Oliver Ellsworth had been a member of the Continental Congress, was an ardent rebel against British rule, had a flourishing law practice in Windsor, Connecticut, and later in George Washington's presidency was a leader in promoting Hamilton's economic and banking upheaval. He was, so to speak, Mr. Federalist. During the First Congress, he quickly invented and exercised the role we now would describe as Senate majority leader. Like others who had participated in the political science seminar we now call the Constitutional Convention, he had already formed his political beliefs, and when Congress finally opened, he hit the ground running. To understand Ellsworth however, is to understand his deeply-held preference for secrecy, which his opponents characterized as deviousness. He much preferred private negotiations to persuasive oratory, and for five years was able to prevent the Senate from having either minutes or visitors. In this instance, he began his negotiations about the Judiciary Act with James Madison, ostensibly about the Bill of Rights, which was the main activity in the House of Representatives at the moment. No wonder Senator Maclay of Pennsylvania said of Ellsworth, "He will absolutely say anything, nor can I believe he has a particle of principle in his composition," and "I can in truth pronounce him one of the most uncandid men I ever knew possessing such abilities."

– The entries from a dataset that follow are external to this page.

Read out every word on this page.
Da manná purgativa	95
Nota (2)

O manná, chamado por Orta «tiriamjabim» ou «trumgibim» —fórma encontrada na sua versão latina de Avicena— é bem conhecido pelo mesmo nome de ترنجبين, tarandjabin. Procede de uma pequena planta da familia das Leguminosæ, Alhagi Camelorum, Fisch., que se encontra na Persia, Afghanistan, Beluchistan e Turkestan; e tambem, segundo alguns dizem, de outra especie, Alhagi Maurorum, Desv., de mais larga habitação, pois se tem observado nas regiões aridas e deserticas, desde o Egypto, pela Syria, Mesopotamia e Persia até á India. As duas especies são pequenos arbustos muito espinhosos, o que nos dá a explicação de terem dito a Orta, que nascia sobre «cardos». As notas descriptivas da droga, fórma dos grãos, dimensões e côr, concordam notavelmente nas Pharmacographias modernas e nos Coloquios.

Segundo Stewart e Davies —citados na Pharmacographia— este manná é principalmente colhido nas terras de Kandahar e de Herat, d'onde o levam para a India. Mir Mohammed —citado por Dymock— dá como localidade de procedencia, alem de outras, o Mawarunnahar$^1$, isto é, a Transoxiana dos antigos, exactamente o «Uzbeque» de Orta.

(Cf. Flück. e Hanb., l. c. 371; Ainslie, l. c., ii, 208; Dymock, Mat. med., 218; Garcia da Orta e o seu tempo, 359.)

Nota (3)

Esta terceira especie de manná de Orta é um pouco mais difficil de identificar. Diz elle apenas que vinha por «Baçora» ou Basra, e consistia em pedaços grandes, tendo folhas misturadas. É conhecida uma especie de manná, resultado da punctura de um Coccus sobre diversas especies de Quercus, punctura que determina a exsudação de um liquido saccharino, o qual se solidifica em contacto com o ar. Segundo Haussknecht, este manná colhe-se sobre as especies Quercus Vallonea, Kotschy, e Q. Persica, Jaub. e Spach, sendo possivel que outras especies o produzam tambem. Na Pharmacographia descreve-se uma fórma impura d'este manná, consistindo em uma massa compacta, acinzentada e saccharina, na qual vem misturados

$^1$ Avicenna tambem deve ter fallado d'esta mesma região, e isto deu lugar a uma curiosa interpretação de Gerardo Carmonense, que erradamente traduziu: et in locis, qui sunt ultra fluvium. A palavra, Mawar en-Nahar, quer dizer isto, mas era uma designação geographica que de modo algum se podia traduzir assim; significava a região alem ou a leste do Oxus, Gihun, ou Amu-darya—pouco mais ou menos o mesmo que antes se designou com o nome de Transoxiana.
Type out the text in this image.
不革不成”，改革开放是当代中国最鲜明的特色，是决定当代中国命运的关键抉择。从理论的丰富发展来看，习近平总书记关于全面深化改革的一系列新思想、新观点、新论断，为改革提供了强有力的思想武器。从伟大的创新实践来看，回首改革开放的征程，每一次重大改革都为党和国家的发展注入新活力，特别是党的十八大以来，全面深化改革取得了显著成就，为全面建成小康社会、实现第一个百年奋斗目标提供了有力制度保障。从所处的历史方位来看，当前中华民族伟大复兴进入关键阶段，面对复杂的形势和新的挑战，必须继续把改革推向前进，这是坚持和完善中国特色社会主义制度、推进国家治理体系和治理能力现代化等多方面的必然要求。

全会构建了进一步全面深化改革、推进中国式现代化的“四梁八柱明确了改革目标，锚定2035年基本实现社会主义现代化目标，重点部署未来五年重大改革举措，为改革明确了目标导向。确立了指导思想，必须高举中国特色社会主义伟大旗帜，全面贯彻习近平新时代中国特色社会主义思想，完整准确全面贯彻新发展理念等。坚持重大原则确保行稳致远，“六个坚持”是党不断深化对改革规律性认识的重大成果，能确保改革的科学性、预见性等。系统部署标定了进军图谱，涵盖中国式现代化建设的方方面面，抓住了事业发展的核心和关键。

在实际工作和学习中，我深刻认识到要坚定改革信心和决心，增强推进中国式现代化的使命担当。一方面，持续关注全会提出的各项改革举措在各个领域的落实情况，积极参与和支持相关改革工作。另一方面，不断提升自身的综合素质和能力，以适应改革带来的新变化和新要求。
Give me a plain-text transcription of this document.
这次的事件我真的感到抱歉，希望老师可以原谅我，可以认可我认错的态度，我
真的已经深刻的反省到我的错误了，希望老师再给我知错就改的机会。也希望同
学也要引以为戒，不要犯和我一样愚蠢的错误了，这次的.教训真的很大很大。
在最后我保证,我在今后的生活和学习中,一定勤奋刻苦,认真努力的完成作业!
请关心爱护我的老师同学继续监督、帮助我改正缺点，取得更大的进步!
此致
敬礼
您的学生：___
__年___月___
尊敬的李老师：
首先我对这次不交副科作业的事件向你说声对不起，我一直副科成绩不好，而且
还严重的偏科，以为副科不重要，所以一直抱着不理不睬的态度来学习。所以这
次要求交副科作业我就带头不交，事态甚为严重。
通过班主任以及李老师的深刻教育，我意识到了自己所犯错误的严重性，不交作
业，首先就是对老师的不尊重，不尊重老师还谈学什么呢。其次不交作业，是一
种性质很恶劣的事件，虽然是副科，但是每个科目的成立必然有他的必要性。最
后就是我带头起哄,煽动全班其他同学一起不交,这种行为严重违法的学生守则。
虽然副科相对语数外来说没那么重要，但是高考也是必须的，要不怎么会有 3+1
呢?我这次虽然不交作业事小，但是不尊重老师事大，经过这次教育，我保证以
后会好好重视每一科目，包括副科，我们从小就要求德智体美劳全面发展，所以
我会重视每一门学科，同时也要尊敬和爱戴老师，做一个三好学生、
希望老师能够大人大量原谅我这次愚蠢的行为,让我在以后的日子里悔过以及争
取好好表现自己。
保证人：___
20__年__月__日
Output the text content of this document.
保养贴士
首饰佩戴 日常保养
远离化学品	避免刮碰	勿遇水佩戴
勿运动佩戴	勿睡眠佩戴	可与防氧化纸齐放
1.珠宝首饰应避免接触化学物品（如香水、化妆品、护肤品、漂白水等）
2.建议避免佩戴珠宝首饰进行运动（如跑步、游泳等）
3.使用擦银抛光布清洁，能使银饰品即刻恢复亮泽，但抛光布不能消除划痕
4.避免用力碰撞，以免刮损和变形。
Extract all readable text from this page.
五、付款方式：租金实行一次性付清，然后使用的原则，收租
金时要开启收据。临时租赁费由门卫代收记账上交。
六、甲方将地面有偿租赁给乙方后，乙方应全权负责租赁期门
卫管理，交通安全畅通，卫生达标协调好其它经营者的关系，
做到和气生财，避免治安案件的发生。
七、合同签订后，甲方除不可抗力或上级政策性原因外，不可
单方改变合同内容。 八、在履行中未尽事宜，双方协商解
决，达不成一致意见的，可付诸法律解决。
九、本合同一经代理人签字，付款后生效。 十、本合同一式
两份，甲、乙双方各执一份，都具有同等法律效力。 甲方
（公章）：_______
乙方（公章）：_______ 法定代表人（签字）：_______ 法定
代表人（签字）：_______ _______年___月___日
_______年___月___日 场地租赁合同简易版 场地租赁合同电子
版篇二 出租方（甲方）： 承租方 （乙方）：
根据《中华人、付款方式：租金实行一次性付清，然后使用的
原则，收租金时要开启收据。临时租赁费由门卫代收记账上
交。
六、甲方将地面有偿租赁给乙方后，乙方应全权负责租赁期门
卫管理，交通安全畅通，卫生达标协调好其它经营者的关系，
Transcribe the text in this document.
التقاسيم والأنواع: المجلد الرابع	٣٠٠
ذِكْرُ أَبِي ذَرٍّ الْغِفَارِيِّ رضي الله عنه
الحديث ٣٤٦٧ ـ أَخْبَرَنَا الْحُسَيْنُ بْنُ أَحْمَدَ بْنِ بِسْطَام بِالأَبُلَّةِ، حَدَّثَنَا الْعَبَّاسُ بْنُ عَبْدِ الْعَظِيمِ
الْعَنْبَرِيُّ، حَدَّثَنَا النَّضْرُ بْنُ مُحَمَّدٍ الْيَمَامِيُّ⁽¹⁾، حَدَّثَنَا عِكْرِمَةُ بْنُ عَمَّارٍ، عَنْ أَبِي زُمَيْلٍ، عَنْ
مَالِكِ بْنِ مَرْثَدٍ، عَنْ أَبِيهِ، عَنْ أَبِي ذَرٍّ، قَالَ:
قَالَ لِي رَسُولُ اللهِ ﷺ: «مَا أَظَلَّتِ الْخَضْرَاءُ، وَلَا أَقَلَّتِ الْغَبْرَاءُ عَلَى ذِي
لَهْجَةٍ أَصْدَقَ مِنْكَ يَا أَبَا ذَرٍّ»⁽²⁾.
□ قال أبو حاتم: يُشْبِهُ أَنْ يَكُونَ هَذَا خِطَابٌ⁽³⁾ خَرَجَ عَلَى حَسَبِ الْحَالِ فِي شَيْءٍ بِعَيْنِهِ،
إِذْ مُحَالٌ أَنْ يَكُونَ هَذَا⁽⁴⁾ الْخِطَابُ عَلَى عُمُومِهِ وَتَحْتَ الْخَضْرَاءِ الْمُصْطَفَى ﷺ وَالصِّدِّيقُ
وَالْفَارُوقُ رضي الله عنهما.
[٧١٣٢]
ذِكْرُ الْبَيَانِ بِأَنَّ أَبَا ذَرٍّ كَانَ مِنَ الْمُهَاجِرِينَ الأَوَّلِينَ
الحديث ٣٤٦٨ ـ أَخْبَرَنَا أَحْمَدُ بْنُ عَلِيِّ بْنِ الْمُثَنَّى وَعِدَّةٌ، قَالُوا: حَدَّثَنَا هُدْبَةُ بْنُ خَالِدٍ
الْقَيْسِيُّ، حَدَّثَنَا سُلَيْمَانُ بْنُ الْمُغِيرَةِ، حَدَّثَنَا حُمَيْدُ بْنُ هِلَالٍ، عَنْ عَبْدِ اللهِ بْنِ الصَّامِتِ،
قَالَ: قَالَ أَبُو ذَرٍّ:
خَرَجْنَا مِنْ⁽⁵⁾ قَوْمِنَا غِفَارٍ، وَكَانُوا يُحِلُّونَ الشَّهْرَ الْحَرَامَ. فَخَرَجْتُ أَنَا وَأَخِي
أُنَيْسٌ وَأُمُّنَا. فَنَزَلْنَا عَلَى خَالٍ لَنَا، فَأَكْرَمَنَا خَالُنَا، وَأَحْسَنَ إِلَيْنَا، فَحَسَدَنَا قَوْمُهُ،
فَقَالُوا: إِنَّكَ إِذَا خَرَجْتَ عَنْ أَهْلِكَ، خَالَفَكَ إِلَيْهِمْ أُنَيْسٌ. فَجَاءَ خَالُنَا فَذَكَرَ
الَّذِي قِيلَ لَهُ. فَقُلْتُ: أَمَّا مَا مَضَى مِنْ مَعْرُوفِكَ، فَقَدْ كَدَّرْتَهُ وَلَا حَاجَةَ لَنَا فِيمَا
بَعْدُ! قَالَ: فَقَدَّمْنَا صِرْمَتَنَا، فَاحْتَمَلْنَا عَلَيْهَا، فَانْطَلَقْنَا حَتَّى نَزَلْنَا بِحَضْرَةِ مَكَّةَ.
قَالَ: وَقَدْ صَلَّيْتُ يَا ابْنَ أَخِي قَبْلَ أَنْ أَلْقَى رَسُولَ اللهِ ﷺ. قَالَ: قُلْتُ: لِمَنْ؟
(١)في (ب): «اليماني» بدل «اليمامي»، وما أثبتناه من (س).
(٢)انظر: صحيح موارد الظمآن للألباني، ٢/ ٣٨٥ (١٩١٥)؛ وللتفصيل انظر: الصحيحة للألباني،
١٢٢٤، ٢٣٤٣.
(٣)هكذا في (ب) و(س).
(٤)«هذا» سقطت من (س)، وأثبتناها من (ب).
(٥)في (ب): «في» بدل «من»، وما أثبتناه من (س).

On four occasions during the Constitutional Convention, Madison had proposed and been defeated on motions to create Congressional Review of State Laws, that is, the ability of Congress to declare State Laws unconstitutional. Ellsworth, fearing it would jeopardize state ratification of the new constitution, opposed and helped defeat the motions. Now, things were different, and Ellsworth negotiated Senate agreement to much the same idea, provided it could be changed to Judicial Review, and also provided the House of Representatives would agree to pass the Judiciary Act currently under development in the Senate. The deal was made, and both bills were duly passed. Whether Madison or anyone else understood what was in the Judiciary Act, is now unclear. Accordingly, the two-sentence Section 25 of the Judiciary Act of 1789 is appended for individual reader appraisal. In essence, it says the U.S. Supreme Court may hold unconstitutional a decision of a state supreme court to reject an appeal from an unconstitutional act. That is, the 25th section of a bill to organize and coordinate the Federal and State Court systems contained a mysteriously written, two sentence, a transformation of Congressional Review into Judicial Review. From this point onward, the U.S. Supreme Court was empowered -- by Congress -- to declare state laws unconstitutional. Wrapped in the same bicameral deal was an implicit subtle shift in emphasis of the Bill of Rights from protecting the States from the federal government, to one of protecting the people from any and all government over-reaching. It was a noble achievement, facilitated by some questionable maneuvers by the umpires to help it along.